Durante il Pleistocene inferiore, gli ominidi si stabilirono principalmente in quegli ambienti con una variabilità climatica minore. Questo comportamento è cambiato dopo la transizione del Pleistocene medio, quando gli esseri umani arcaici hanno cominciato a vagare ovunque affrontando un’ampia gamma di gradienti climatici. L’analisi suggerisce inoltre che le interruzioni climatiche nell’Africa meridionale e nell’Eurasia hanno contribuito alla trasformazione evolutiva delle popolazioni di Homo Heidelbergensis rispettivamente in Sapiens e Neanderthal.
Sfida tra ominidi
«Le specie più antiche vivevano in climi stabili e non hanno cambiato i loro habitat. Invece le specie più recenti, quando hanno incontrato cambiamenti climatici più marcati hanno cercato di adattarsi. Quando non l’hanno fatto si sono ‘trasformate’ in altro…»
Pasquale Raia e Alessandro Mondanaro in un’intervista all’ANSA
La scoperta ricostruisce la storia evolutiva delle specie umane che si sono alternate negli ultimi 2 milioni d’anni. Più precisamente, le simulazioni del modello di circolazione generale accoppiate con un’ampia raccolta di reperti fossili e archeologici hanno consentito di studiare le dinamiche spaziotemporale e geografiche dell’habitat di cinque specie di ominidi nell’arco degli ultimi due milioni di anni.
Con un focus sulle specie estinte, si è visto come queste, negli ultimi momenti della loro storia evolutiva, fossero in sovrapposizione territoriale con quelle specie ominidi che poi le hanno soppiantate.

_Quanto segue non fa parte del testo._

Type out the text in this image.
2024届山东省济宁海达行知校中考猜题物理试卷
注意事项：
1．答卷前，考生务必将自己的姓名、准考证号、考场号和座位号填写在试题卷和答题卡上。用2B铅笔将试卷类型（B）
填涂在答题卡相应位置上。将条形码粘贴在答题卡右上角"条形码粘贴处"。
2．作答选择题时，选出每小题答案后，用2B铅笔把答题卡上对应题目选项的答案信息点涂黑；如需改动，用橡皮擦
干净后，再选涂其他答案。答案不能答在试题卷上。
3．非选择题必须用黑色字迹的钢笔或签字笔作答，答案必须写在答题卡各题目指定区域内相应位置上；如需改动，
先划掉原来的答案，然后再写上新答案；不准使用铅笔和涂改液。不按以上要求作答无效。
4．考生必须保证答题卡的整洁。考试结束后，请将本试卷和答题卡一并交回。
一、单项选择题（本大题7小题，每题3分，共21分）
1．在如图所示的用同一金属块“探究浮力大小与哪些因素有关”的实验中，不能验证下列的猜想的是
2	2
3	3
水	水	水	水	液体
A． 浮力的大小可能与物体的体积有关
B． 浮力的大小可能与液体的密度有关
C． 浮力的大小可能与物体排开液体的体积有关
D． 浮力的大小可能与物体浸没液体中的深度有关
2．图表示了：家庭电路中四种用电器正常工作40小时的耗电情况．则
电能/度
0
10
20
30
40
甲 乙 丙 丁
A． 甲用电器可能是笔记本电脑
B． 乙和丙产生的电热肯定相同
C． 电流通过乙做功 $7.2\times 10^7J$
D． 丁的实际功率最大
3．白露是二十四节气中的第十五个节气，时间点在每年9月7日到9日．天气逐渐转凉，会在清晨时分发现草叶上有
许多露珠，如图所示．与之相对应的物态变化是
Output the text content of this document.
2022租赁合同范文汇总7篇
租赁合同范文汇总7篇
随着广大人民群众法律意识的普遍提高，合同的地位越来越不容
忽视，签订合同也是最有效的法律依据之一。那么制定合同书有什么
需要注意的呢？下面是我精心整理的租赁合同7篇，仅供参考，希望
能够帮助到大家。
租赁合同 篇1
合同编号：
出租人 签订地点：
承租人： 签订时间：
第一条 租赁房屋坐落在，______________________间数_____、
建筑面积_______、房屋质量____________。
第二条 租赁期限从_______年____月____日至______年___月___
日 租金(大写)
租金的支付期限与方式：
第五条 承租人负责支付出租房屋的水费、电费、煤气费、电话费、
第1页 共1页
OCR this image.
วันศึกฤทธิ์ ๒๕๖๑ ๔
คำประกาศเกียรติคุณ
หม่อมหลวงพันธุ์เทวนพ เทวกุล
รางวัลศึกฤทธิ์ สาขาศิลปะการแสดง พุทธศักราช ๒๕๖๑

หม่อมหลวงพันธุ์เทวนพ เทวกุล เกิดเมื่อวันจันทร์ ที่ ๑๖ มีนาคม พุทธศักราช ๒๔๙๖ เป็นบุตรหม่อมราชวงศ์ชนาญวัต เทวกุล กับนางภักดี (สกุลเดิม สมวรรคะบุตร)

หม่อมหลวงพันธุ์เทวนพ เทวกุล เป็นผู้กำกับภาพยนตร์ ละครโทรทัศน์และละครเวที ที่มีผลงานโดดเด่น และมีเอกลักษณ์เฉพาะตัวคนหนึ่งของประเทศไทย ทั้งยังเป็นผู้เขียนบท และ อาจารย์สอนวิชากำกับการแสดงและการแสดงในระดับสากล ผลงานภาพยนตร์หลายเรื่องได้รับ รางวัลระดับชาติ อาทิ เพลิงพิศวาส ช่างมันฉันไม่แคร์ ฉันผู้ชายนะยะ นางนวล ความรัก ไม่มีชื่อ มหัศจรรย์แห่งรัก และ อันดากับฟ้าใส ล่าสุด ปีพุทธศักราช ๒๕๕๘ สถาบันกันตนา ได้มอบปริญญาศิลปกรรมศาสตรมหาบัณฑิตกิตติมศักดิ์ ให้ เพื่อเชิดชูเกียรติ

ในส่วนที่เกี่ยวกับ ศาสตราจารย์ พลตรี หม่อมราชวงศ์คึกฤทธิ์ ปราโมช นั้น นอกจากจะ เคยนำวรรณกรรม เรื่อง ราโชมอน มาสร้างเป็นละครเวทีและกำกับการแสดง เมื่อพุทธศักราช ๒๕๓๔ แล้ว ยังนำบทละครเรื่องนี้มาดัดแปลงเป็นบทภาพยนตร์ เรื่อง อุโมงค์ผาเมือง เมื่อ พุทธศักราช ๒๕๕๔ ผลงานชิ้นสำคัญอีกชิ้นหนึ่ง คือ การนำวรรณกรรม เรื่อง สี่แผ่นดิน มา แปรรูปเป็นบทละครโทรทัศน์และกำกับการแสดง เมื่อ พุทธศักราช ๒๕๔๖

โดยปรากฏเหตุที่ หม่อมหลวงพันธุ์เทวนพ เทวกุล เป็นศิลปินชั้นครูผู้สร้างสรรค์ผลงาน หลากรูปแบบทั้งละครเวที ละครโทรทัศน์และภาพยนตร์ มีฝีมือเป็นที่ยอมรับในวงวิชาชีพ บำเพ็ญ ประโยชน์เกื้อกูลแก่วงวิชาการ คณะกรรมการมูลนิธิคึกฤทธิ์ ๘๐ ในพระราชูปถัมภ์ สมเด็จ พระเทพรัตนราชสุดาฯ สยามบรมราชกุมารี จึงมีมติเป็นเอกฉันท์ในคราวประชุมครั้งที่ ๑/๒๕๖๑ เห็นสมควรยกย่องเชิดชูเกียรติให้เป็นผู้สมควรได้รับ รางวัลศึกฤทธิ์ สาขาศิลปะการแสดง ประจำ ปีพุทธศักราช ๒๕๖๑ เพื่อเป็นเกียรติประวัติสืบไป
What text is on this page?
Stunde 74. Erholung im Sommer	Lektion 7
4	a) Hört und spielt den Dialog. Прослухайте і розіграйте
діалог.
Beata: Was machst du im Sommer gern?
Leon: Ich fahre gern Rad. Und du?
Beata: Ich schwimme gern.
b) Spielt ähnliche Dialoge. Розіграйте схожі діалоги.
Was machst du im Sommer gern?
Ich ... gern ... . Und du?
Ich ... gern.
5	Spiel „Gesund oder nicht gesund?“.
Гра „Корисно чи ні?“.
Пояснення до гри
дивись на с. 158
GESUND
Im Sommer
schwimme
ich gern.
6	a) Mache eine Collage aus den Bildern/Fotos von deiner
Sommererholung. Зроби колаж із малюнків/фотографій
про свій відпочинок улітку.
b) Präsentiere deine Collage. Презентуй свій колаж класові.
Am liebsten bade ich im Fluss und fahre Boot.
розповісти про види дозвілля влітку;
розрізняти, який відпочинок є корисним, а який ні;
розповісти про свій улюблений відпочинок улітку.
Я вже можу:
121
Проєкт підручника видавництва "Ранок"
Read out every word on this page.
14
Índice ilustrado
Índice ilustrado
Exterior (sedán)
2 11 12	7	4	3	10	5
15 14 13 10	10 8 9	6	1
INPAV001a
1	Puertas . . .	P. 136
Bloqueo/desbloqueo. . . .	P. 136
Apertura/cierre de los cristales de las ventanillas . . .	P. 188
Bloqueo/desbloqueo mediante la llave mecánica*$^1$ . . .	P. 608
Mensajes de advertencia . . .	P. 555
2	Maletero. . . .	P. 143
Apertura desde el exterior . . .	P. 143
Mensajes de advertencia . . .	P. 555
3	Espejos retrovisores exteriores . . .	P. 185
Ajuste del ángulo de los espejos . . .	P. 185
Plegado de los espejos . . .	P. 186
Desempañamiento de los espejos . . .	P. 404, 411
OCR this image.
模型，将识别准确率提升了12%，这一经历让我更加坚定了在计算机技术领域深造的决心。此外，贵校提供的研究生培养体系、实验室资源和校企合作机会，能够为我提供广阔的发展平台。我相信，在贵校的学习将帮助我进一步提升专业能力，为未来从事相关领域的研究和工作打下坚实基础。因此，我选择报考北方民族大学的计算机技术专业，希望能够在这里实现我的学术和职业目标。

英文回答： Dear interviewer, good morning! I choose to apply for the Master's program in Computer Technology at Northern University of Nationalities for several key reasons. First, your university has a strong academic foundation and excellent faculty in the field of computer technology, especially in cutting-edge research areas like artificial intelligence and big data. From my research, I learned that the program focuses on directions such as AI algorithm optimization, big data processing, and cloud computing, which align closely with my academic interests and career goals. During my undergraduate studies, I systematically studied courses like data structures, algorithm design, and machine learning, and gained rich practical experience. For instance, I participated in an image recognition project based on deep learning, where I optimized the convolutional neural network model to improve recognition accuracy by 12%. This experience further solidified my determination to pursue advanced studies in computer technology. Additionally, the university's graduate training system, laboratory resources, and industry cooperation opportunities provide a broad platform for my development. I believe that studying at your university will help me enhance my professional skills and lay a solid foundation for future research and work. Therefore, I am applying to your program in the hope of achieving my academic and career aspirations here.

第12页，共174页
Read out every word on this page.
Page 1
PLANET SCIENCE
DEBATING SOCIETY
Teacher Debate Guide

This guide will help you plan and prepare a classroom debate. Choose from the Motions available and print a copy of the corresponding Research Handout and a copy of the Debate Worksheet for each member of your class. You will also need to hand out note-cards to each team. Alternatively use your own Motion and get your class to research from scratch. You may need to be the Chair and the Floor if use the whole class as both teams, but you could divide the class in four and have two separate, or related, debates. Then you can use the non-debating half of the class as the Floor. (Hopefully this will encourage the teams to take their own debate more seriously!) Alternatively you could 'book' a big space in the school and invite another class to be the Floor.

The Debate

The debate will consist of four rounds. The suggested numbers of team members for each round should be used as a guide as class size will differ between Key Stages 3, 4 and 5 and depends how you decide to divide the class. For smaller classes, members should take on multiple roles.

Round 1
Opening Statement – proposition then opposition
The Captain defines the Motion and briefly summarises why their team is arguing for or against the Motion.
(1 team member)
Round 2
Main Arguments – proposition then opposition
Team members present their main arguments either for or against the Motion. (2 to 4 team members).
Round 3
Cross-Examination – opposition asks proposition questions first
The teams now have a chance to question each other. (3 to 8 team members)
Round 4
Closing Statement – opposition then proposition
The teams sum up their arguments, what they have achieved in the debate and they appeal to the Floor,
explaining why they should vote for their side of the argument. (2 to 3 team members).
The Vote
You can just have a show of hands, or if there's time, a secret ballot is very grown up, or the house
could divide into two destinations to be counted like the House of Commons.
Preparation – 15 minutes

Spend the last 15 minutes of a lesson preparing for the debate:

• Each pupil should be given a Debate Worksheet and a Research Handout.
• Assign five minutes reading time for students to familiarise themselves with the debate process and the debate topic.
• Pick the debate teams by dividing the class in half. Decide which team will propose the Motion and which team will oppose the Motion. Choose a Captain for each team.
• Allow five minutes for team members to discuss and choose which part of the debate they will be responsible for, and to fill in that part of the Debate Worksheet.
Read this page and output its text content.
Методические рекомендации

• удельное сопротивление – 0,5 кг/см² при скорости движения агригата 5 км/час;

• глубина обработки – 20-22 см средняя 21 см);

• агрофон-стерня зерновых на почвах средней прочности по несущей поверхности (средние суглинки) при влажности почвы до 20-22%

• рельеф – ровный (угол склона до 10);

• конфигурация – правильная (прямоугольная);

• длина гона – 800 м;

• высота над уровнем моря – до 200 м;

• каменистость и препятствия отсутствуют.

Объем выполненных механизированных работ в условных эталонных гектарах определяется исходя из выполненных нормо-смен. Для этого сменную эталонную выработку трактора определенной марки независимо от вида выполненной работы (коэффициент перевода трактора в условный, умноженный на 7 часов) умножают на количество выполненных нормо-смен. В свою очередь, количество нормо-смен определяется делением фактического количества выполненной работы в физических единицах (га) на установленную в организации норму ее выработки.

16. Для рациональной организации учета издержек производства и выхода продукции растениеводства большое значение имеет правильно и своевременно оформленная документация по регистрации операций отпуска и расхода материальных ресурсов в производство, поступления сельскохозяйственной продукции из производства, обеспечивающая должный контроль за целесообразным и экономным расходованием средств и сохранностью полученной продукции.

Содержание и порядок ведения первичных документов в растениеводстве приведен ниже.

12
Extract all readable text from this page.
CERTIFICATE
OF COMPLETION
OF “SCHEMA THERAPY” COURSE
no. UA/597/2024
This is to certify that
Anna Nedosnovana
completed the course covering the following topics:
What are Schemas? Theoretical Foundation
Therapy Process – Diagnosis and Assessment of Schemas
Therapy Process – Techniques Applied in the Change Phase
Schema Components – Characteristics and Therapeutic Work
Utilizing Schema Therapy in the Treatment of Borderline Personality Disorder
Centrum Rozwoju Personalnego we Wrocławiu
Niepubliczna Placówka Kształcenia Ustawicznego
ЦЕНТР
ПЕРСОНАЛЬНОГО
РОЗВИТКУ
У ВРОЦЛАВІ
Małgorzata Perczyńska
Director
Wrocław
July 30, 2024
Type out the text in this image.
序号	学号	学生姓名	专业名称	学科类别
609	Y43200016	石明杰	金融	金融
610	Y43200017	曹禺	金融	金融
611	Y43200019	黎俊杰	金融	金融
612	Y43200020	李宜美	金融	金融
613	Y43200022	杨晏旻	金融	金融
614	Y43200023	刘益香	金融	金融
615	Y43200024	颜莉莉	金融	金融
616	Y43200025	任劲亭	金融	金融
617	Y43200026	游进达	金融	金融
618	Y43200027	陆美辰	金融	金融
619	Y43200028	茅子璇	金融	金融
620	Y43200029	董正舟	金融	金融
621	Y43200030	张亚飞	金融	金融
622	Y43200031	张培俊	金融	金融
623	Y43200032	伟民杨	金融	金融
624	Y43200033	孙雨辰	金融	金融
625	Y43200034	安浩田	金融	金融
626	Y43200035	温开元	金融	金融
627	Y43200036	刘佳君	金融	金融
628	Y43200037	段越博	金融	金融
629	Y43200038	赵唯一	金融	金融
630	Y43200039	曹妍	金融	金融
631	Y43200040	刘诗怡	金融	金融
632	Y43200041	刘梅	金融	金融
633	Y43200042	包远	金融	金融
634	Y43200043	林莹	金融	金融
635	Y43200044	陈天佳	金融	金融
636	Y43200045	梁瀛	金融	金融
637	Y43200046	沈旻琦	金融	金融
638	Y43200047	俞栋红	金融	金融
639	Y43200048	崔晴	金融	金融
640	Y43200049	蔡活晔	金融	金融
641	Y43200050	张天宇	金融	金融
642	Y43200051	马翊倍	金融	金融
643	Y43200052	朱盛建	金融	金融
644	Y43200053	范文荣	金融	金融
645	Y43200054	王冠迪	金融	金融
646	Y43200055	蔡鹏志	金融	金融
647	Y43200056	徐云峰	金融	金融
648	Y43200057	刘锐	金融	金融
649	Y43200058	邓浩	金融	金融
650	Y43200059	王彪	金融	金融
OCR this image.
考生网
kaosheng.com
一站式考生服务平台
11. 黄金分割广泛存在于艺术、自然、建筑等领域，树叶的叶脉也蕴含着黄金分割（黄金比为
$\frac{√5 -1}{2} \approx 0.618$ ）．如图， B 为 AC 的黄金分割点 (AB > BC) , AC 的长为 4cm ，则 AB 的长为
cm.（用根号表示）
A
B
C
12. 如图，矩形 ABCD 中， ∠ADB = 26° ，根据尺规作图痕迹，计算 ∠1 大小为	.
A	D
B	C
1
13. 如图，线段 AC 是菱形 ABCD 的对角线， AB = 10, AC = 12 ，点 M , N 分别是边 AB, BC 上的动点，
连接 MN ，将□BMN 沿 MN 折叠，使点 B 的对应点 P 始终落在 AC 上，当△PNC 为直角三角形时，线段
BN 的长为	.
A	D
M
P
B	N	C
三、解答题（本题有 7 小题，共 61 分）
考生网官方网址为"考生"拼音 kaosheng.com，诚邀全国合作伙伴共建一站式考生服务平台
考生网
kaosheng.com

Ciò è avvenuto in aree potenzialmente occupabili da diverse specie di ominidi con preferenze climatiche iniziali molto simili tra loro.
Insomma solide simulazioni numeriche dei cambiamenti dell’habitat indotti dal clima forniscono un quadro per verificare le ipotesi sulle origini della specie umana.
La storia evolutiva umana è diventata un tema di grande interesse per la ricerca scientifica a causa soprattutto della necessità di prevedere l’impatto del cambiamento climatico sui biomi e quindi sullo stile di vita dell’umanità futura. I principali ostacoli lungo questo percorso scientifico sono la scarsa risoluzione dei dati climatici del passato e l’inconsistenza del record fossile.